Today is the day I think of you with tears in my eyes. I mark the calendar. I count it out on my fingers. I wonder how nine years have slipped by without you in my life. I think about the last day. I don’t want to, but I cannot forget it. I think about all the other last days I’ve had to witness since you’ve been gone, my Mother, cats: Stanley, Taz, Sasha, little kittens too young to have names, Bob Dole, Bobette, so many others.
I worry about the ones to come.
©2001 Robin A.F. Olson. My lovely, Squeegee.
You were my “before-cat”—before I knew about raw feeding and that the grain in your dry food was the culprit, causing your diabetes. It left you overweight and demanded I learn about giving you shots of insulin every day to keep you alive. If I had known I could have saved you simply by changing your food, even to just grain free canned food, you might still be with me today. You might never have gotten cancer, which when it entered your lungs, I knew the time we shared together was coming to an end.
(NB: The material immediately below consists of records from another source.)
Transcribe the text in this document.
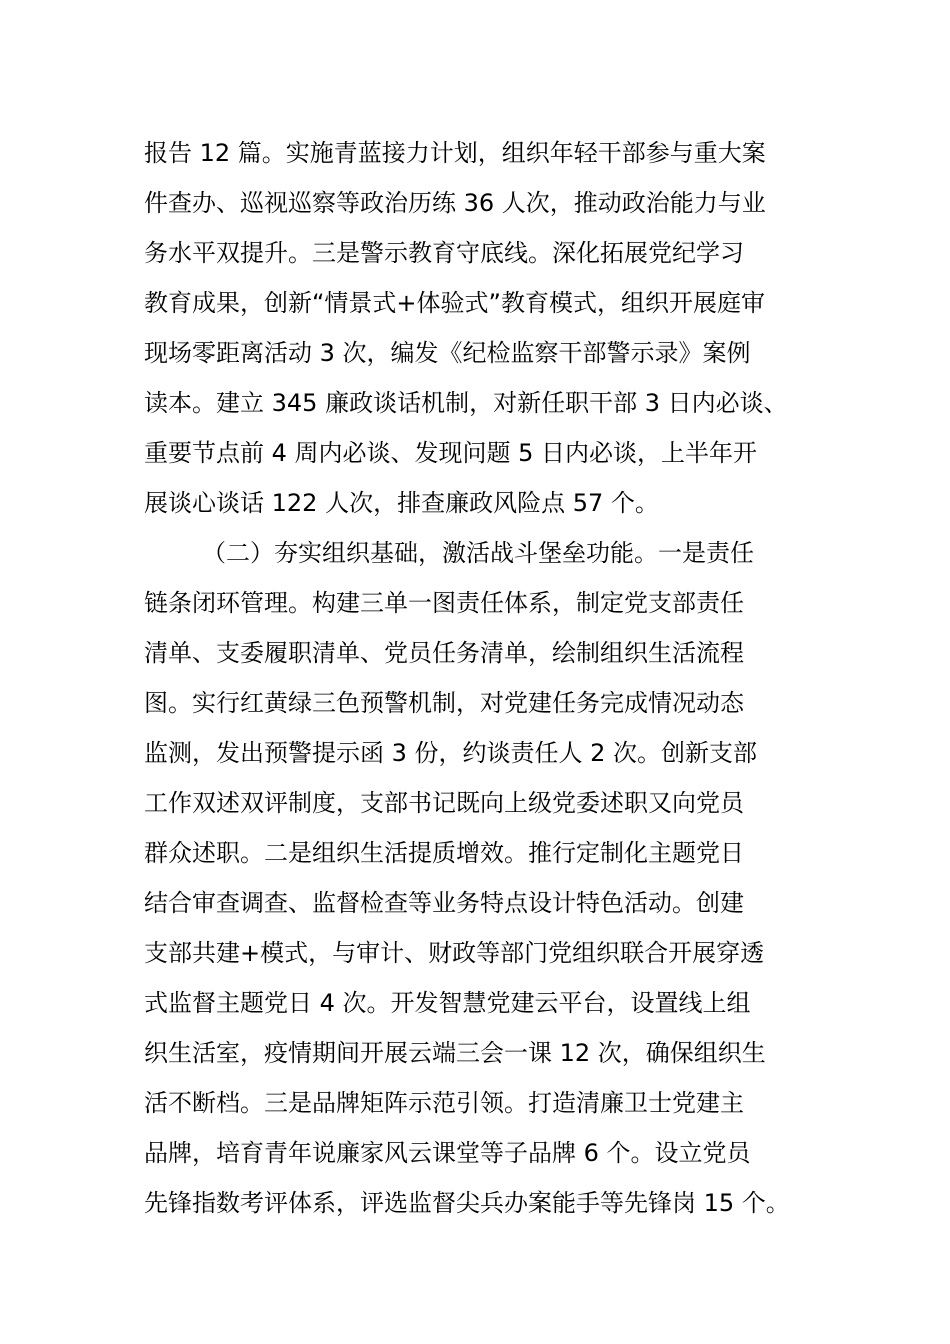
报告 12 篇。实施青蓝接力计划，组织年轻干部参与重大案
件查办、巡视巡察等政治历练 36 人次，推动政治能力与业
务水平双提升。三是警示教育守底线。深化拓展党纪学习
教育成果，创新“情景式+体验式”教育模式，组织开展庭审
现场零距离活动 3 次，编发《纪检监察干部警示录》案例
读本。建立 345 廉政谈话机制，对新任职干部 3 日内必谈、
重要节点前 4 周内必谈、发现问题 5 日内必谈，上半年开
展谈心谈话 122 人次，排查廉政风险点 57 个。
（二）夯实组织基础，激活战斗堡垒功能。一是责任
链条闭环管理。构建三单一图责任体系，制定党支部责任
清单、支委履职清单、党员任务清单，绘制组织生活流程
图。实行红黄绿三色预警机制，对党建任务完成情况动态
监测，发出预警提示函 3 份，约谈责任人 2 次。创新支部
工作双述双评制度，支部书记既向上级党委述职又向党员
群众述职。二是组织生活提质增效。推行定制化主题党日
结合审查调查、监督检查等业务特点设计特色活动。创建
支部共建+模式，与审计、财政等部门党组织联合开展穿透
式监督主题党日 4 次。开发智慧党建云平台，设置线上组
织生活室，疫情期间开展云端三会一课 12 次，确保组织生
活不断档。三是品牌矩阵示范引领。打造清廉卫士党建主
品牌，培育青年说廉家风云课堂等子品牌 6 个。设立党员
先锋指数考评体系，评选监督尖兵办案能手等先锋岗 15 个。
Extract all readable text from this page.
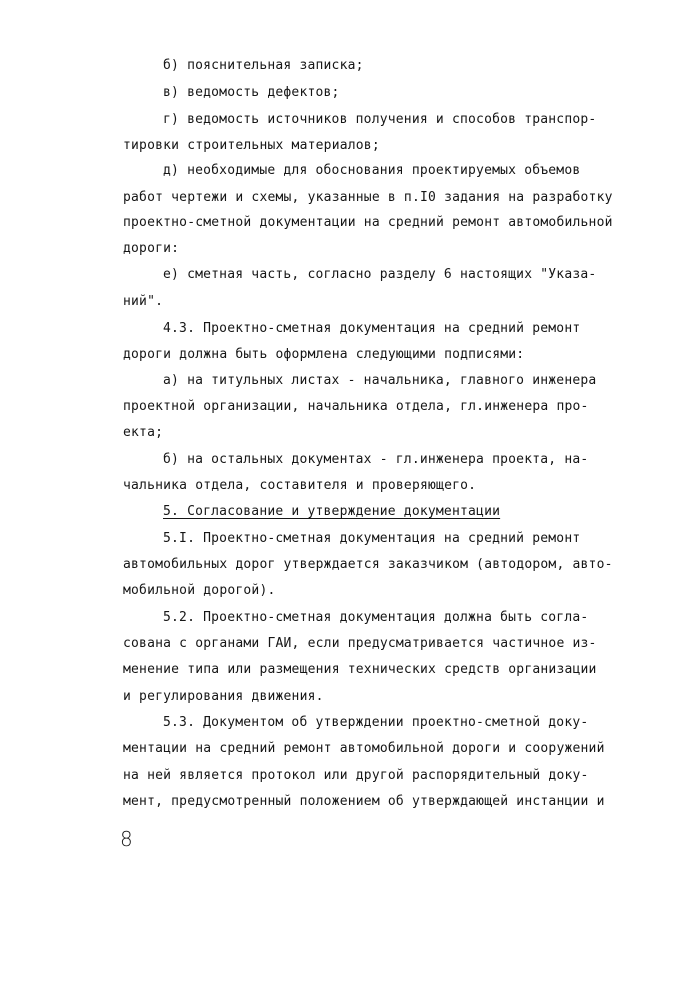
б) пояснительная записка;
в) ведомость дефектов;
г) ведомость источников получения и способов транспор-
тировки строительных материалов;
д) необходимые для обоснования проектируемых объемов
работ чертежи и схемы, указанные в п.I0 задания на разработку
проектно-сметной документации на средний ремонт автомобильной
дороги:
е) сметная часть, согласно разделу 6 настоящих "Указа-
ний".
4.3. Проектно-сметная документация на средний ремонт
дороги должна быть оформлена следующими подписями:
а) на титульных листах - начальника, главного инженера
проектной организации, начальника отдела, гл.инженера про-
екта;
б) на остальных документах - гл.инженера проекта, на-
чальника отдела, составителя и проверяющего.
5. Согласование и утверждение документации
5.I. Проектно-сметная документация на средний ремонт
автомобильных дорог утверждается заказчиком (автодором, авто-
мобильной дорогой).
5.2. Проектно-сметная документация должна быть согла-
сована с органами ГАИ, если предусматривается частичное из-
менение типа или размещения технических средств организации
и регулирования движения.
5.3. Документом об утверждении проектно-сметной доку-
ментации на средний ремонт автомобильной дороги и сооружений
на ней является протокол или другой распорядительный доку-
мент, предусмотренный положением об утверждающей инстанции и
8
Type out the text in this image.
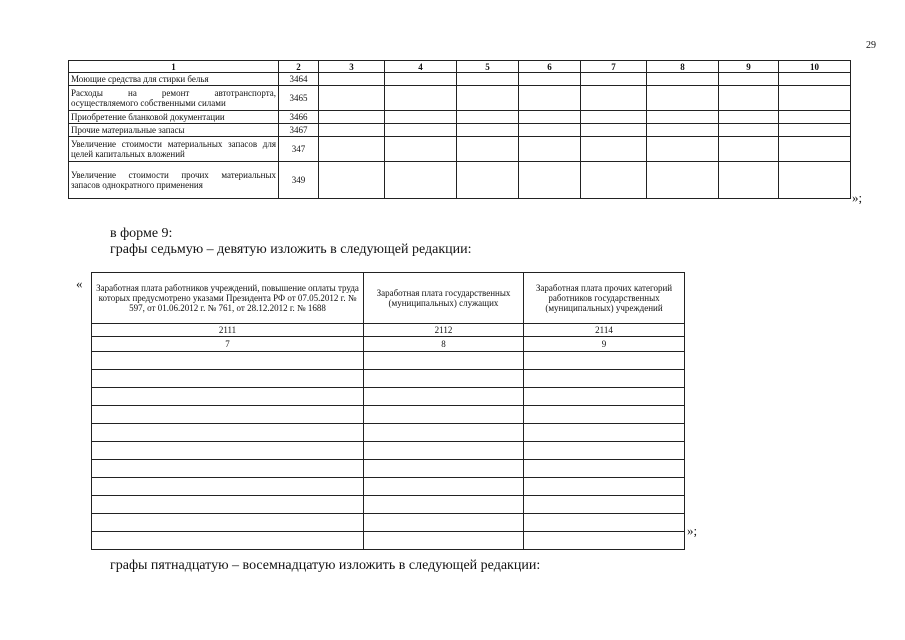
29
1	2	3	4	5	6	7	8	9	10
Моющие средства для стирки белья	3464								
Расходы на ремонт автотранспорта, осуществляемого собственными силами	3465								
Приобретение бланковой документации	3466								
Прочие материальные запасы	3467								
Увеличение стоимости материальных запасов для целей капитальных вложений	347								
Увеличение стоимости прочих материальных запасов однократного применения	349								
»;
в форме 9:
графы седьмую – девятую изложить в следующей редакции:
« Заработная плата работников учреждений, повышение оплаты труда которых предусмотрено указами Президента РФ от 07.05.2012 г. № 597, от 01.06.2012 г. № 761, от 28.12.2012 г. № 1688	Заработная плата государственных (муниципальных) служащих	Заработная плата прочих категорий работников государственных (муниципальных) учреждений
2111	2112	2114
7	8	9

»;
графы пятнадцатую – восемнадцатую изложить в следующей редакции:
©2001 Robin A.F. Olson. Squeegee finds her place in the sun.
You were before I had the courage to foster more than a single cat, when I worked long hours away from home, hiring a pet sitter to stay with you each day so you wouldn’t be lonely. Back then it was just you, me and Stanley, my sweet tuxedo cat who died a few months after you did.
It was back when I had a life. I could leave the house for more than a day and not worry. My hair wasn’t falling out in clumps. The quilted lines under my gray eyes hadn’t even begun to form.
©2003 Judith K Feminella. I asked my Mother to take some photos of Squeegee once I found out she only had a few months left to live. I'm so glad I have these keepsakes of us together.
Part of my sadness is linked to missing the simplicity of my old life and you represented that life. You were also the last connection I had to my marriage, what there was of one. He didn’t even know you were sick, nor cared that you were slipping away. Now he’s on that list of last days, too, with cancer of the salivary glands and no health insurance to save his life.
©2003 Robin A.F. Olson. A few hours before I had to put Squeegee down, she climbed onto the bed for the first time in months. The lung cancer was so bad she could hardly move, let alone jump on the bed. I took it as her way of saying goodbye, a gift I will always cherish.
I care that he’s sick and I ache because he suffers. I ask myself how anyone can grow old and not have so much pain in their heart from witnessing one loss after another that they have any happiness left? I honestly don’t know the answer to that any more.
You were the cat I didn’t want who ended up being my best friend and deeply treasured companion. You had a silly meow, which earned you your name; Squeegee, but you deserved more, so after some time I added: “The Baroness von FiFi.” You should have a regal, elegant name even if you weren’t a purebred cat.
©1990 Robin A.F. Olson. Squeegee and I take a nap without a worry in our hearts, a very long time ago.
I mourn the fact that I couldn’t give you the gift of a healthier life, but I honor your memory today by sharing your story with others.
©2003 Robin A.F. Olson. Farewell, my sweet.